Following rule applies for an object:

  • Be default, the member variable and method of objects are public. Take a look at the code sample below which demonstrates how methods and attributes could be access:
    var calvin = {
    	name: "Calvin Hobbes",
    	age: 15,
    	getAge: function() {
            return this.age;
        }
    }
    

    Pay attention to the fact that “this” or “var” keyword is not needed (not supported as well; throws error) to be used with member variable and methods. However, “this” keyword is used to access the member variable within a method.
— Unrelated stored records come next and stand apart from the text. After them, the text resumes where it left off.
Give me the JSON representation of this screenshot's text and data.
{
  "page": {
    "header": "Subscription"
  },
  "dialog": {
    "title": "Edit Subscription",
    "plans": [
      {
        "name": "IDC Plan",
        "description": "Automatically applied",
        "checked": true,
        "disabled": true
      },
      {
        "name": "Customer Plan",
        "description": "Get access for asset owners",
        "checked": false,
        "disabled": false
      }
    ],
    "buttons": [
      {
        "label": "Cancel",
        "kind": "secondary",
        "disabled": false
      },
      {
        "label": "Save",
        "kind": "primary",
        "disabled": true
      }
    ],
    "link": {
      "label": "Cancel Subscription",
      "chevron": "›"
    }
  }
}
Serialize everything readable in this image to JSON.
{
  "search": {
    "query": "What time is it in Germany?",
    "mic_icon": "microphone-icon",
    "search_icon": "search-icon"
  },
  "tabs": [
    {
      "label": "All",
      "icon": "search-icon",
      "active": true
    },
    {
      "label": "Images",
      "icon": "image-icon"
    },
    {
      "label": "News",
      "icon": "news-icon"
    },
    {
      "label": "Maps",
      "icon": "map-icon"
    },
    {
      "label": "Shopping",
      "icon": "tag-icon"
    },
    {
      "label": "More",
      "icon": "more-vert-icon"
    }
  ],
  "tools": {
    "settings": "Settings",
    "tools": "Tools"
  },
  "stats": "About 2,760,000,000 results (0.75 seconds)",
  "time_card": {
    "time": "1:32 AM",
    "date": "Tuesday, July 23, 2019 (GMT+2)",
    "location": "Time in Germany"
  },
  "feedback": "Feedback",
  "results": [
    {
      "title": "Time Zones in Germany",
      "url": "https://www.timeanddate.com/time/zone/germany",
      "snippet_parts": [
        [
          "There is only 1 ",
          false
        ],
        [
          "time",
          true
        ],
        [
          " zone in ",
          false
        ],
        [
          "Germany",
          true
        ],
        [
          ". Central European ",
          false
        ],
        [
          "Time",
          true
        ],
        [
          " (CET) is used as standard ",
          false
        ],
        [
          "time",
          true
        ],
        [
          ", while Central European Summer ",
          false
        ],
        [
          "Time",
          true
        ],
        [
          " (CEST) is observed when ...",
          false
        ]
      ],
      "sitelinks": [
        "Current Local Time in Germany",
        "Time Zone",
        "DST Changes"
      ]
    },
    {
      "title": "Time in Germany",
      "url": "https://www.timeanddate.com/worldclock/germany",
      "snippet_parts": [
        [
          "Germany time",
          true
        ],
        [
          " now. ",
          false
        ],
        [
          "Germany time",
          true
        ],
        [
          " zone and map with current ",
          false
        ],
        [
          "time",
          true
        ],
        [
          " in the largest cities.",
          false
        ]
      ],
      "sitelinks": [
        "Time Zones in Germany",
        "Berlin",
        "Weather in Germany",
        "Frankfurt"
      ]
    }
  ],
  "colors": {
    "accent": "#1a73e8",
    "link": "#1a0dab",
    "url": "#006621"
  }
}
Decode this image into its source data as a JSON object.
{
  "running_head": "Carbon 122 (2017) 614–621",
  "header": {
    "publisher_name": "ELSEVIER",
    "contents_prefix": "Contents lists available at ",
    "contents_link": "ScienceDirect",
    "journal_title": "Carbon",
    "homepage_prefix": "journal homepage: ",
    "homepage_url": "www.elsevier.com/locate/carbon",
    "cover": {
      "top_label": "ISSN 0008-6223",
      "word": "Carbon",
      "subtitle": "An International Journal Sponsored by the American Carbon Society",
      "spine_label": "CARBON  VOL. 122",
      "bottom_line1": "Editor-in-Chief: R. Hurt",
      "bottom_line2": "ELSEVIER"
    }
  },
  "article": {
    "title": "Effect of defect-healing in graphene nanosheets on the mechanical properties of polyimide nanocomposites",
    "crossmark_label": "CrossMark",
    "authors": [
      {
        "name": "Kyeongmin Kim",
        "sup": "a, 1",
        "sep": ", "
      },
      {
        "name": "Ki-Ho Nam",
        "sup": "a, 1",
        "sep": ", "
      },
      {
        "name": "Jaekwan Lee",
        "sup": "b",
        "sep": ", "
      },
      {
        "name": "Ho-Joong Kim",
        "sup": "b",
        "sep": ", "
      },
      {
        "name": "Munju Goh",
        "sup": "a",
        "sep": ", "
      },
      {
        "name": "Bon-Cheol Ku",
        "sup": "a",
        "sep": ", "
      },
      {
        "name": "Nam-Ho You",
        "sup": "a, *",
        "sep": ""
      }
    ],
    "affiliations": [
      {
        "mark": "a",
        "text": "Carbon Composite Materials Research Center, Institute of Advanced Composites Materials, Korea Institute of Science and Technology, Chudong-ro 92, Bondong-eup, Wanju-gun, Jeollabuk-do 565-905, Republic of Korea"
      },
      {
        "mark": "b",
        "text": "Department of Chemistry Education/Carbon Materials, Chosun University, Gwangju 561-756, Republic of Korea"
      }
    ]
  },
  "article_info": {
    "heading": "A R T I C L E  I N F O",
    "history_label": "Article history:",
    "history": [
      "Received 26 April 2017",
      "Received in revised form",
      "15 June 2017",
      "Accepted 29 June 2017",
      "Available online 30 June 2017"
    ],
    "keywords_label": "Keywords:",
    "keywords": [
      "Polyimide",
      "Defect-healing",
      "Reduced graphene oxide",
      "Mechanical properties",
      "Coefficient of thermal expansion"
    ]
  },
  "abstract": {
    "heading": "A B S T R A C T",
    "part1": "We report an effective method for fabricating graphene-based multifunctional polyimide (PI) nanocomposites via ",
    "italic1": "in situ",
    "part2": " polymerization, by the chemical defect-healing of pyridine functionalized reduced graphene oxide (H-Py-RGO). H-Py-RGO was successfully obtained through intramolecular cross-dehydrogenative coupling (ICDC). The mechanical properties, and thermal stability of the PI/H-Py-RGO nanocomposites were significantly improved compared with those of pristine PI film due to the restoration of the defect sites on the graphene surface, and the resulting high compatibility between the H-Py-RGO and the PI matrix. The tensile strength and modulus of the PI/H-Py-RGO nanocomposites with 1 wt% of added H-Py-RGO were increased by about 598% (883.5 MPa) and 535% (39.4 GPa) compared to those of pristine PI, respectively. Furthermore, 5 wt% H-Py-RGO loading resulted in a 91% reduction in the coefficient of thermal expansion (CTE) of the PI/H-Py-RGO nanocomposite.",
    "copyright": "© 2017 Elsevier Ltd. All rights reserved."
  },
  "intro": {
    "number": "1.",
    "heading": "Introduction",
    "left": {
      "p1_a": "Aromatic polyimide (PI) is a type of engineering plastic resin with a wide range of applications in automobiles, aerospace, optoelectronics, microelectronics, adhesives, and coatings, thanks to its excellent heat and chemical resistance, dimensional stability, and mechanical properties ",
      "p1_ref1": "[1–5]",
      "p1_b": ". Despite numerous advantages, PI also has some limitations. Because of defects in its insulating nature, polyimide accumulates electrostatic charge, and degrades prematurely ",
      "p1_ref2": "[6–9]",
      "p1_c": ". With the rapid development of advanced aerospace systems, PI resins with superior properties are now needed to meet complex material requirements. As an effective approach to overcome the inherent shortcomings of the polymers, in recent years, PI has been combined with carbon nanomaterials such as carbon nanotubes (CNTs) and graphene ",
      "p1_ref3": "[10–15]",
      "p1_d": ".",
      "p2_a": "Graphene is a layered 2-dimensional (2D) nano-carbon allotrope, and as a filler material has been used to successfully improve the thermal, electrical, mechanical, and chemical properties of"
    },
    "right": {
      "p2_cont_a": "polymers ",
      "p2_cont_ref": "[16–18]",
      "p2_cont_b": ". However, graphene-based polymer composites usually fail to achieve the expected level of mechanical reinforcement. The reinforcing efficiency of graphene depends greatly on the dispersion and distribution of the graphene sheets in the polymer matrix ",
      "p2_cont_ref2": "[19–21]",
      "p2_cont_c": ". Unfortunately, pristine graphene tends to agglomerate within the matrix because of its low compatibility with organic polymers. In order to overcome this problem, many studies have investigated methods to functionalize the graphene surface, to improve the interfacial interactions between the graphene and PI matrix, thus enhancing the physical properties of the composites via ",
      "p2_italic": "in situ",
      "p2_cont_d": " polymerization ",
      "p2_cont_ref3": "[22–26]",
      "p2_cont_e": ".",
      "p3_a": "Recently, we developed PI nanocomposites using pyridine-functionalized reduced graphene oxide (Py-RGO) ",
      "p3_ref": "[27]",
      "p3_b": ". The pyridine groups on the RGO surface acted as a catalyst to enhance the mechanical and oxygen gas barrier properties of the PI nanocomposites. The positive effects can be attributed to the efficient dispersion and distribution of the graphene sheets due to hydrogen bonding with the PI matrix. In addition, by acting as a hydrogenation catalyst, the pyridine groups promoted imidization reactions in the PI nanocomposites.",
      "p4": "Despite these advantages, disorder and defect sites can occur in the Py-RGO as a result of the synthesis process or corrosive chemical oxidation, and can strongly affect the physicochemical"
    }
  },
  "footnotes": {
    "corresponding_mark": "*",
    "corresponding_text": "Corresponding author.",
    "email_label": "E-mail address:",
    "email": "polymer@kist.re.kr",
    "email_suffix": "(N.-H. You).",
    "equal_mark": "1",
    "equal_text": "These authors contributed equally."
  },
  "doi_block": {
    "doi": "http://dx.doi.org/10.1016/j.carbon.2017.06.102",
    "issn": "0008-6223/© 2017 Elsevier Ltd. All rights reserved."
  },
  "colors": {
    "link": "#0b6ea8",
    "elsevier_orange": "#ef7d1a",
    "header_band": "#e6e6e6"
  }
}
If not used, it will look for local variable, “age” defined using getAge method.

 

Encapsulation – Code Examples
// Following represents class, Company, that takes two arguments such as name and age. 
// Pay attention to "this" keyword which makes the variable and method, public
function Company(name, age) {
	// Name & Age variables are public; Meaning, they can be accessed by the instance of the class
	this.name = name;
	this.age = age;
	// type is a private variable; It can not be accessed publicly
	var type = 1;

	this.getName = function() {
		return this.name;
	}

	this.getAge = function() {
		return this.age;
	}

	this.getType = function() {
		return type;
	}
}
var infosys = new Company( "Infosys Technologies");
// Below would print Infosys Technologies
console.log( infosys.name ); 
// Below would print "undefined". Note the "var" keyword. Even if you do not use "var" and define the variable as it is, it is private in nature.
// In order to access the private variable value, it needs to be accessed using a public method.